CPT 2026 introduced the first set of dedicated codes for services involving augmented intelligence, including codes for AI-assisted coronary plaque assessment and perivascular fat analysis derived from cardiac CT angiography. According to the AMA’s CPT 2026 release, the new codes are part of a broader effort to create payment infrastructure for AI-augmented diagnostic services that have been delivered as bundled or non-billable adjuncts. For cardiology and radiology practices using these technologies, the 2026 update creates a billable category for work that was previously unreimbursed, but only for practices that update their workflows.
What the new codes cover
The CPT 2026 AI-augmented codes are specific to defined services: AI-assisted analysis of cardiac CT angiography for coronary plaque burden, plaque morphology, and perivascular fat attenuation. They do not apply to general imaging interpretation or to AI-assisted detection in non-cardiac imaging (which has its own separate code paths or remains bundled). Practices using AI tools that are not specifically referenced in the CPT descriptor cannot bill the new codes; they continue to bill the underlying imaging code without an AI add-on. Reading the full descriptor before billing is essential.
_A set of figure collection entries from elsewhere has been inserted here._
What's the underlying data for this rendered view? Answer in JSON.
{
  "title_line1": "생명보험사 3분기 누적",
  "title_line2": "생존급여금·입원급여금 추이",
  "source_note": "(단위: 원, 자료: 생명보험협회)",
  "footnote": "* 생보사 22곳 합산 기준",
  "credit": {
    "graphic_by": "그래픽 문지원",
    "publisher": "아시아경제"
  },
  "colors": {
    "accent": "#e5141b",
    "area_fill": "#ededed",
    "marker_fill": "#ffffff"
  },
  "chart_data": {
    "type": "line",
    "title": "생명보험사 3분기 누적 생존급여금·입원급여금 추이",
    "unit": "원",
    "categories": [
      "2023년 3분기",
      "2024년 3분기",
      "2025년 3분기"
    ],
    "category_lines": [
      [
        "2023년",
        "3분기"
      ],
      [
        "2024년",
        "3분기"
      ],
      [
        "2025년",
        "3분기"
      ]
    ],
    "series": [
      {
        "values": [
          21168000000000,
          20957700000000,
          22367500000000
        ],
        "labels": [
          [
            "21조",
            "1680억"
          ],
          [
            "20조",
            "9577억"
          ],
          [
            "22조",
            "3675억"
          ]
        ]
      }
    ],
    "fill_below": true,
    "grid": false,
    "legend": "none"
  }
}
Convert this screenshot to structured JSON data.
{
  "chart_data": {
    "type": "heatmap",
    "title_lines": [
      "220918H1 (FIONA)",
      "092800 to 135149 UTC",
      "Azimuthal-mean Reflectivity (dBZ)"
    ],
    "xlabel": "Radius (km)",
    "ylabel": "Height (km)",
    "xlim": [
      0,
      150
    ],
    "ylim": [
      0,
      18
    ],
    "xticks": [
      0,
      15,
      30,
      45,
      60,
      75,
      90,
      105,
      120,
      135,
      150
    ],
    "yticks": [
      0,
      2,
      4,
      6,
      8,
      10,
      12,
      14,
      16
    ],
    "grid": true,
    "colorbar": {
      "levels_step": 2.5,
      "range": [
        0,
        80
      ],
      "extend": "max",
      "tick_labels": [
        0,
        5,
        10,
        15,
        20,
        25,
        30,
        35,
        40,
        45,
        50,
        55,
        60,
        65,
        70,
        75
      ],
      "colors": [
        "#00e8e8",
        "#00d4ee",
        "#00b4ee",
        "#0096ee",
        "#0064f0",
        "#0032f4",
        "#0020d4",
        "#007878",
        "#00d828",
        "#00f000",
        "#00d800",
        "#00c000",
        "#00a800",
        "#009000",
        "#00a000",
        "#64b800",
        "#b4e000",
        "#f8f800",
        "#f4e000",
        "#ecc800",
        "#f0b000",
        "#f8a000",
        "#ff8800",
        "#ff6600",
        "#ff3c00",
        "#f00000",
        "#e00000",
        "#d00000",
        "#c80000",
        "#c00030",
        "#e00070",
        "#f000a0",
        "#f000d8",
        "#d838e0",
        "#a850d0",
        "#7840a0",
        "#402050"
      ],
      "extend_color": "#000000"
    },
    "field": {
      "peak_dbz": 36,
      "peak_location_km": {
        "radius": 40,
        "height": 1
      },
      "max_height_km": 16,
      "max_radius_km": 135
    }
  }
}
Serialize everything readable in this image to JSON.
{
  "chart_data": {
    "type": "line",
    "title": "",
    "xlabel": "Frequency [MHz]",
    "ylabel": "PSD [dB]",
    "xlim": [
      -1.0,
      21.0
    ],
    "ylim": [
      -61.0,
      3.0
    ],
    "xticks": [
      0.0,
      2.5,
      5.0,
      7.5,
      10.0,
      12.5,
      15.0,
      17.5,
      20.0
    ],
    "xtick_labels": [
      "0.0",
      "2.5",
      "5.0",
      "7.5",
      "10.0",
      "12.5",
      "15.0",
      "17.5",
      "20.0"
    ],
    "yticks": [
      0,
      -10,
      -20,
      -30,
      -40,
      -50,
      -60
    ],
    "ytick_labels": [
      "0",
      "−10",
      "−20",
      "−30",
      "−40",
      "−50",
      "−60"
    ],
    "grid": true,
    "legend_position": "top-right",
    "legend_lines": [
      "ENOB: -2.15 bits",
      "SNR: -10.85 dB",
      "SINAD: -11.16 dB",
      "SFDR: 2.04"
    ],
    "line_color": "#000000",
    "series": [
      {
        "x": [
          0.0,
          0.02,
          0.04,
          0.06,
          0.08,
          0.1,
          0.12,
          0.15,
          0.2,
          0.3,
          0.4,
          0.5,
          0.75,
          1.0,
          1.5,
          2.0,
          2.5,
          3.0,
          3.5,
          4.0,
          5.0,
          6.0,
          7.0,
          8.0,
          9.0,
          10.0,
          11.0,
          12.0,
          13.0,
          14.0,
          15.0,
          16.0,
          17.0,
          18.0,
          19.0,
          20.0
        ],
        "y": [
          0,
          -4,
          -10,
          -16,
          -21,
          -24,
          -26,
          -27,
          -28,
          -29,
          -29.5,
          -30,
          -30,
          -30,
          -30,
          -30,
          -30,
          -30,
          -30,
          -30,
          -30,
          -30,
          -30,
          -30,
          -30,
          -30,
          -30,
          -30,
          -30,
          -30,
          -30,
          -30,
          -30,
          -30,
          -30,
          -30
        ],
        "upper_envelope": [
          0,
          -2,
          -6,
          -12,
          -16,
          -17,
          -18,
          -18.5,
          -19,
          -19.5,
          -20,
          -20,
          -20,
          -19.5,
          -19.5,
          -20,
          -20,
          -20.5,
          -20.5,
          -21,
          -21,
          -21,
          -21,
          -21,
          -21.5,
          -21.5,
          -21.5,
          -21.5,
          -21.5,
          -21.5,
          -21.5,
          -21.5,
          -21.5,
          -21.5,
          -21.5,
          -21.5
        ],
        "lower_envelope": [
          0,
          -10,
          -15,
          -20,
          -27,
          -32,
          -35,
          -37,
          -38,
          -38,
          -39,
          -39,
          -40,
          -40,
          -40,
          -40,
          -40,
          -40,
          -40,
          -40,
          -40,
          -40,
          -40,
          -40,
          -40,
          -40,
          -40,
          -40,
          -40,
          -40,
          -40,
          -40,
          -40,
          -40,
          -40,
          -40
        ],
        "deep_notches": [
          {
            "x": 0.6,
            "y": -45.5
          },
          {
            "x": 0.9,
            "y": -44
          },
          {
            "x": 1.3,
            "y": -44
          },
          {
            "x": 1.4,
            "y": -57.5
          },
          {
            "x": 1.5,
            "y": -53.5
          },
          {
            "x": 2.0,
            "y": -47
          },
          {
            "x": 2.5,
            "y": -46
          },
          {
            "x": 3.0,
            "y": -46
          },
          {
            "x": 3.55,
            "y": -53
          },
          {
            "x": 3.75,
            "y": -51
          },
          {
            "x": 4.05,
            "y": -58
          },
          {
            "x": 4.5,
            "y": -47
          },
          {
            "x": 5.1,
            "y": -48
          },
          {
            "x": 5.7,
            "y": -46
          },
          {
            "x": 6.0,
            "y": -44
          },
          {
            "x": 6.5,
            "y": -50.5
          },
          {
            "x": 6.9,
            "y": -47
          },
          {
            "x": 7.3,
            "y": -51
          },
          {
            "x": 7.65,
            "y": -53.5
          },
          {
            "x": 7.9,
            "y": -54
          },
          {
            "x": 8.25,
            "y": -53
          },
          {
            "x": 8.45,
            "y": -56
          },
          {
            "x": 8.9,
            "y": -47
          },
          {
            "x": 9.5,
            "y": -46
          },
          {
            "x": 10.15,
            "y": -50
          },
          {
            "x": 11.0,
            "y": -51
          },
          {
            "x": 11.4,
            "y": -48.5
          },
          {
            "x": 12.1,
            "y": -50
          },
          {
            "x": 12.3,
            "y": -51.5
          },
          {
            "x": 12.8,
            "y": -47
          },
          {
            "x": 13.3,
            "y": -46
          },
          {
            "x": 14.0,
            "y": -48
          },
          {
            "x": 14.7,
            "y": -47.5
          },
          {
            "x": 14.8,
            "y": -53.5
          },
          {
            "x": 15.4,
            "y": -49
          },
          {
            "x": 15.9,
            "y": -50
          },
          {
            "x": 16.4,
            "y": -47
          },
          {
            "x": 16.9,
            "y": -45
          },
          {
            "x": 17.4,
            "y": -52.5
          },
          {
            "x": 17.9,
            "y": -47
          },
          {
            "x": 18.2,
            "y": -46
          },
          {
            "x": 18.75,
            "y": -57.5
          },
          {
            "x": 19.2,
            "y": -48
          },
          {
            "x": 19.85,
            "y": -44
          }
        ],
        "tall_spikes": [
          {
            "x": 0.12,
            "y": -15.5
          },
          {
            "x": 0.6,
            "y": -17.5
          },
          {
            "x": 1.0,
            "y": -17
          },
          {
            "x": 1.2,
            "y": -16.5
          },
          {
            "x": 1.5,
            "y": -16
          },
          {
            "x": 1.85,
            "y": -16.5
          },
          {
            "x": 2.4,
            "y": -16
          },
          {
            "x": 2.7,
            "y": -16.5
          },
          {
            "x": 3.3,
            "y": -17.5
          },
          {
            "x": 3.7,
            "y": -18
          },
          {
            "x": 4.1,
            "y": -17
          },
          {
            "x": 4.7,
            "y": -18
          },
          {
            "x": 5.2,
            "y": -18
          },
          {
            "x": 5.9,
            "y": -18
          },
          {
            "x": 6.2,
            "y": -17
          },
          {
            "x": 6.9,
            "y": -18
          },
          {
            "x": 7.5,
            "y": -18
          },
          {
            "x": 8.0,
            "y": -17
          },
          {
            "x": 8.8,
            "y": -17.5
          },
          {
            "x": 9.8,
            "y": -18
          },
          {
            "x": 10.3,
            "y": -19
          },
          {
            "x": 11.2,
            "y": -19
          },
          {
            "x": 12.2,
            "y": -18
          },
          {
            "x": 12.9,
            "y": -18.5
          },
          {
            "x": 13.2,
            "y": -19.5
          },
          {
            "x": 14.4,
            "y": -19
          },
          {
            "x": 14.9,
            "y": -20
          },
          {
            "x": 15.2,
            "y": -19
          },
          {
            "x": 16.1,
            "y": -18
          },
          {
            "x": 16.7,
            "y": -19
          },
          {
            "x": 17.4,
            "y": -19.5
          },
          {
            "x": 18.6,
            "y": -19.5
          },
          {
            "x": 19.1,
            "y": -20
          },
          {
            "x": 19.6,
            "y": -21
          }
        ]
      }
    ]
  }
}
FDA clearance and the technology requirement
The CPT descriptors generally require that the AI tool used is FDA-cleared for the specific clinical use, that the analysis is performed using the cleared software, and that the output is reviewed and interpreted by a qualified physician. The most common audit failure on new technology codes (across many specialties, not just AI) is billing for services performed with non-cleared or off-label software. Practices should keep a current record of the FDA clearance number for each AI tool in use, the version of the software, and the dates of clearance and any updates. That documentation lives with the imaging report.
The interpretation requirement
AI output is not the billable service. The billable service is the physician interpretation of the AI output, integrated with the rest of the imaging study. The audit-defensible report includes a specific section that addresses the AI-derived findings (plaque burden by territory, calcified versus non-calcified composition, perivascular fat metrics where applicable), the physician’s assessment of the AI output’s clinical accuracy, and any clinical recommendations that flow from it. A report that simply attaches AI output without physician synthesis is at risk on review.
Payer coverage in 2026
Payer coverage for the new AI codes is mixed in 2026, as is typical for any first-year code. Medicare Administrative Contractors are issuing or revising LCDs throughout the year, with most expecting full coverage decisions by Q3 or Q4 2026. Commercial payers are setting their own policies, and several have announced they will not cover AI-augmented codes pending more outcomes data. Practices should not assume coverage; they should run a payer-specific coverage check at the time of the first billed service, document the coverage decision, and update fee schedules as policies change.
Bundling rules and modifier 26 versus TC
Like other imaging codes, the AI-augmented codes have professional and technical components. Modifier 26 indicates the professional (interpretation) component, and modifier TC indicates the technical (acquisition and AI processing) component. Hospital-based radiology and cardiology practices typically bill the professional component while the facility bills the technical component. Independent imaging centers may bill both. Bundling rules with the underlying imaging study (cardiac CT angiography, CPT 75571 through 75574) need to be checked against the National Correct Coding Initiative edits to avoid bundled-service denials.
Documentation that holds up at first audit
First-year codes attract review. The audit-defensible record for an AI-augmented service includes the imaging study itself, the AI software output (preserved in the imaging archive, not just summarized in the report), the physician interpretation report addressing the AI output specifically, the FDA clearance reference for the AI tool used, and the order or referral that justified the imaging. Practices that build this packet at the time of service spend zero time reconstructing it under audit later.
How MHB helps cardiology and radiology practices
For practices integrating AI-augmented services into their imaging workflow, our team supports specialty medical coding for cardiology and radiology, with FDA-cleared technology tracking, modifier 26/TC discipline, NCCI edit compliance, and payer-by-payer coverage monitoring. The work runs in the practice’s existing PACS and billing systems.
The bottom line
The 2026 AI-augmented CPT codes are the start of a long sequence. More codes will follow as AI tools clear FDA review and as the AMA Editorial Panel keeps pace. Practices that build clean documentation discipline now (FDA clearance tracking, physician interpretation, payer coverage monitoring) will scale with the codes. Practices that bill first and document later will have to defend years of claims when the audits arrive.